Could Not Ping host error

Hi folks,

So I’ve tried searching through the previous posts for a relevant situation to mine. I do see several posts related to a could not ping message when trying to add a host. But they seem to be mostly about selinux.

I am running the base docker image. When I try to add a host from the CLI or GUI I get “could not ping”.

I am able to ping and do an snmpwalk from the docker shell.

Here is the validate,php output.

bash-4.4# ./validate.php

Component Version
LibreNMS 1.47
DB Schema 275
PHP 7.2.13
MySQL 5.5.56-MariaDB
RRDTool 1.7.0
SNMP NET-SNMP 5.7.3

====================================

[OK] Composer Version: 1.8.0
[OK] Dependencies up-to-date.
[OK] Database connection successful
[OK] Database schema correct
[FAIL] The poller (8616b9cb2a58) has not completed within the last 5 minutes, check the cron job.
[FAIL] The poller (88ebe6420b94) has not completed within the last 5 minutes, check the cron job.
[FAIL] Discovery has never run. Check the cron job

Since I haven’t been able to ping anything I can’t start an autodiscovery.

I do a packet capture from the host OS on the docker interface and I don’t see any traffic coming out when I run ./addhost.

Thank you for any help.

It uses fping to check. Try running that to the host as the librenms user. (also check the validate page in the webui (it is run in the same way as addhost is in the webui).

I get the following error when trying to run fping.

(null): can’t create raw socket (must run as root?) : Address family not supported by protocol.

I get this error whether running as root or librenms.

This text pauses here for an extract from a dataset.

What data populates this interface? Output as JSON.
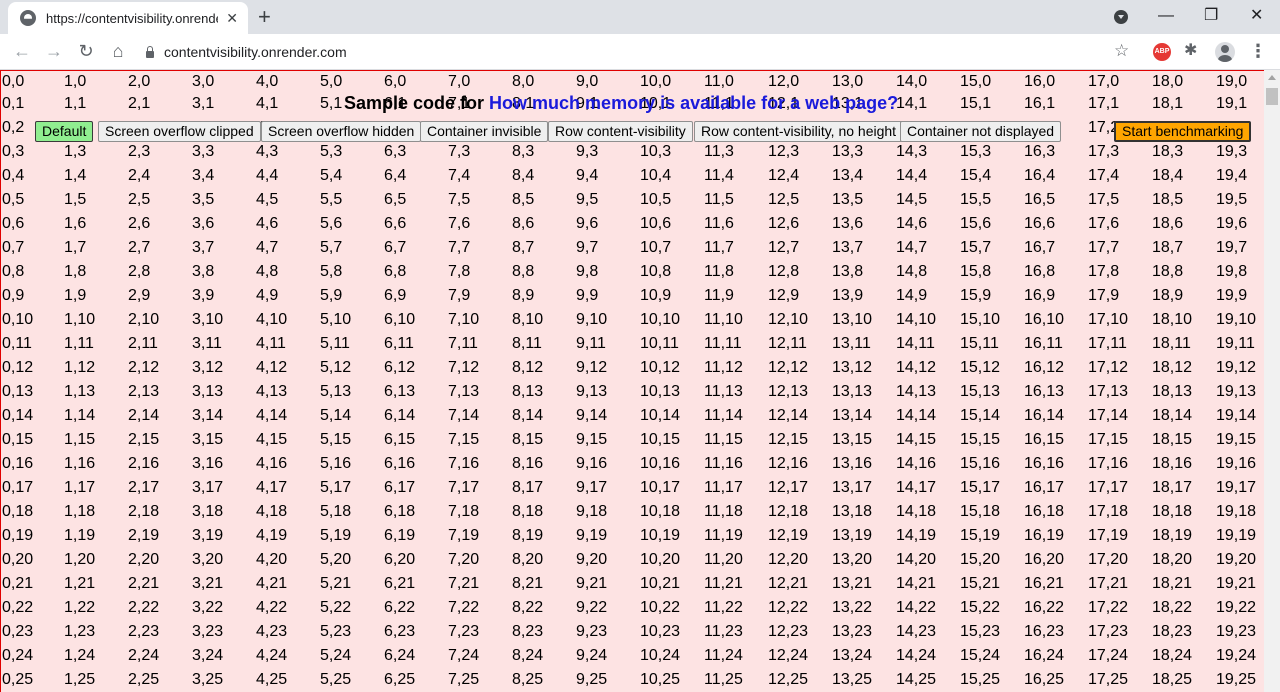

I also get the same if I do fping -h.

Here are the file permissions…

-rwsr-xr-x 1 root root 39600 May 1 2018 fping

Seems fine. I assume setuid being set is right?

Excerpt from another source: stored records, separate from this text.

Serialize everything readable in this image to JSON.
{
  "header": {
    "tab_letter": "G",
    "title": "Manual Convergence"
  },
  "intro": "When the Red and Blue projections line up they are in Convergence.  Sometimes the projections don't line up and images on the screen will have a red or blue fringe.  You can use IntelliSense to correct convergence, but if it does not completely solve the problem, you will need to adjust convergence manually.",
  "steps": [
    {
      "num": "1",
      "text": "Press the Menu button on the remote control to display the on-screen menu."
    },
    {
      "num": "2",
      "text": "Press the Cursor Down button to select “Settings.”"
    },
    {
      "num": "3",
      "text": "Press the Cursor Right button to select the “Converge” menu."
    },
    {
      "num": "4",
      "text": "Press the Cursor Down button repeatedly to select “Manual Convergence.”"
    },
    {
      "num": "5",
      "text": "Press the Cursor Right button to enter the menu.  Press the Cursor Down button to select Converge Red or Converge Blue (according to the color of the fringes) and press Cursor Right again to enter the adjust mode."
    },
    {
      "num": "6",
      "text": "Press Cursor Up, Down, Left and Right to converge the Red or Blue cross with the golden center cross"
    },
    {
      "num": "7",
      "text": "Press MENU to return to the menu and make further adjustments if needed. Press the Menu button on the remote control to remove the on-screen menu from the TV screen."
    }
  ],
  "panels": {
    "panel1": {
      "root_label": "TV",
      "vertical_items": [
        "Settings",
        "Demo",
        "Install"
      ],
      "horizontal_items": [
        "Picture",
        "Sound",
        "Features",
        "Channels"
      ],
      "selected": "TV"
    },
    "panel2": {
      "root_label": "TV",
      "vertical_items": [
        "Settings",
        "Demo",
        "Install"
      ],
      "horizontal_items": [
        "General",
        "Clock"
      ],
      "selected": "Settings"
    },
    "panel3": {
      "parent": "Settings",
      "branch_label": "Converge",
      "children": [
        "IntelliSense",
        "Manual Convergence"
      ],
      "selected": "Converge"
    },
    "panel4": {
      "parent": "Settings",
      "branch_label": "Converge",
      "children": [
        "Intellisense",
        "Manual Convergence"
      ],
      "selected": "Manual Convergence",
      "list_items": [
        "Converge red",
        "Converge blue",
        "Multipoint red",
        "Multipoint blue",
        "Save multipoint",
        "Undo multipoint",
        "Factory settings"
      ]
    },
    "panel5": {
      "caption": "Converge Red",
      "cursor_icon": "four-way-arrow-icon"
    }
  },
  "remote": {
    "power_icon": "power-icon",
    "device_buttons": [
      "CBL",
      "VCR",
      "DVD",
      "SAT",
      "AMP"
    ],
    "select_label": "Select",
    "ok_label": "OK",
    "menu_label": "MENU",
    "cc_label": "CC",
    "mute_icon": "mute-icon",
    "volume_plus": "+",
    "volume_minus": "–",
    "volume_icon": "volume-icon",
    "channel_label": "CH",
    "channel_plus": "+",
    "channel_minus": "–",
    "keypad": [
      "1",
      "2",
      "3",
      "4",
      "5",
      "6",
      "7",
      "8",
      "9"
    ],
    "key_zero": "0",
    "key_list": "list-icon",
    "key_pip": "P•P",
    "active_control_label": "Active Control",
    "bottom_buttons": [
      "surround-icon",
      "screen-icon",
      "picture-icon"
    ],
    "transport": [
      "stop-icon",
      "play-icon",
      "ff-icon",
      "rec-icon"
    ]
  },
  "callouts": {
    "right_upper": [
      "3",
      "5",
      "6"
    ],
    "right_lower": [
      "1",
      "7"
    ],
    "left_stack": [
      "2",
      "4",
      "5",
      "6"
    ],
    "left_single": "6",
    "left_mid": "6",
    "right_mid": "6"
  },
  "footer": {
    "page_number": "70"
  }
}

So I tried using Jaris Schaefer’s docker as well. Same problem. However I did have a problem with his docker that nginix started up trying to bind to an ipv6 which I don’t have configured on this host or container.

So I’m guessing that might be the problem here.

Reading this, it looks like there was an issue with fping…

So I spun up a generic Alpine image and installed fping on that. Same problem.

Now it’s time for me to see if I can get an IPV6 address configured on my vm host.

So that fixed this issue.

So to be clear. Whether you use IPV6 or not, you must have a IPV6 IP address configured on your host machine and allow the container to see otherwise fping will not work properly.